Choosing the right life insurance policy is an important decision.
The term "traditional insurance" is reference to a specific category of life insurance called "traditional or permanent whole life," which is defined by its promise to provide coverage up to age 100 at a fixed annual premium regardless of the insured's future health, advancing age or rising insurer costs. These policies also furnish a savings feature termed "cash value" that accumulates on a tax-deferred basis and may be borrowed by the policy owner at any time. Weighing the advantages and disadvantages of this type of coverage against other forms of life insurance, such as death benefit-only "term" policies, makes for an interesting debate.
Protection: Advantages
An individual who is concerned his family may suffer financial loss because of his death may want to lock in the availability and cost of a traditional permanent life insurance contract that will remain in force at a fixed price until, at least, age 100. Those that argue the need for life insurance diminishes with advancing age and the accumulation of wealth, fail to recognize the changing roll of life insurance in later years. It can evolve from an income replacement tool into an asset protection device in estate and tax planning and as a means to shield wealth from creditor attack.
Protection: Disadvantages
The biggest drawback to owning traditional insurance is its high cost. Yet, the greatest risk to a young family with limited financial resources is a sudden loss of income because of the death of a breadwinner. In this situation, a high death benefit, low-cost, 20-year "convertible" and "renewable" temporary level term policy would better serve this couple's needs. Later, if the family situation called for permanent insurance, the term contract could be converted to a traditional policy or automatically renewed at a higher level premium for another 20 years without having to prove continued insurability.
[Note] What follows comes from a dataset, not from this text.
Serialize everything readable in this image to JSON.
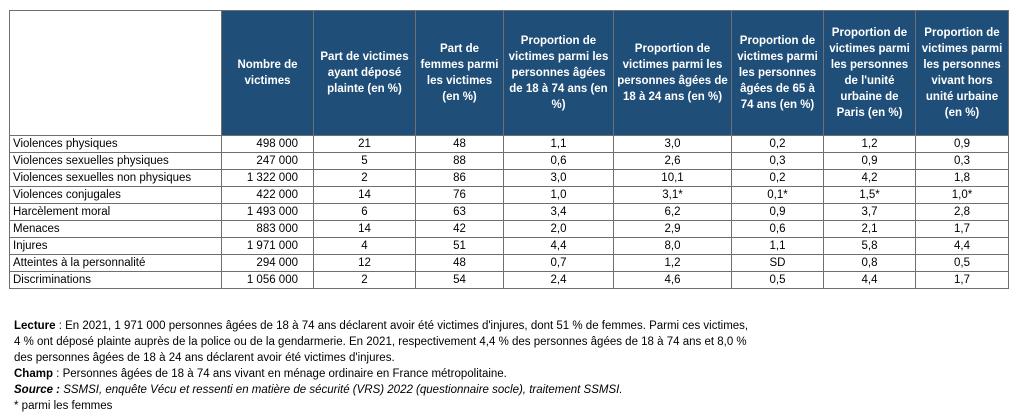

Cash Accumulation: Advantages
Cash value life insurance is not an investment -- it's life insurance. So long as an individual's primary motive is to protect beneficiaries from suffering economic loss, tax-advantaged savings can be a legitimate secondary reason for owning a traditional life policy. Over a long holding period, 20 to 30 years, the average prospective returns on cash values compare favorably with other similar long-term, low-risk financial instruments like government bonds and bank certificates of deposit. At retirement, cash values can be withdrawn or borrowed tax free to supplement income.
Cash Accumulation: Disadvantages
Cash value results from paying premiums year after year that exceed the insurers cost to insure that person's life. In a traditional whole life product, those accumulating cash values gradually reduce the insurance company's risk. When the insured dies, his beneficiary receives the face amount of the policy and the accumulated cash value goes to the insurer. When a policy owner draws on cash value, the death benefit to loved ones is similarly reduced. Unless the risk of economic loss has diminished over the years, using cash value jeopardizes the original intent of the insurance.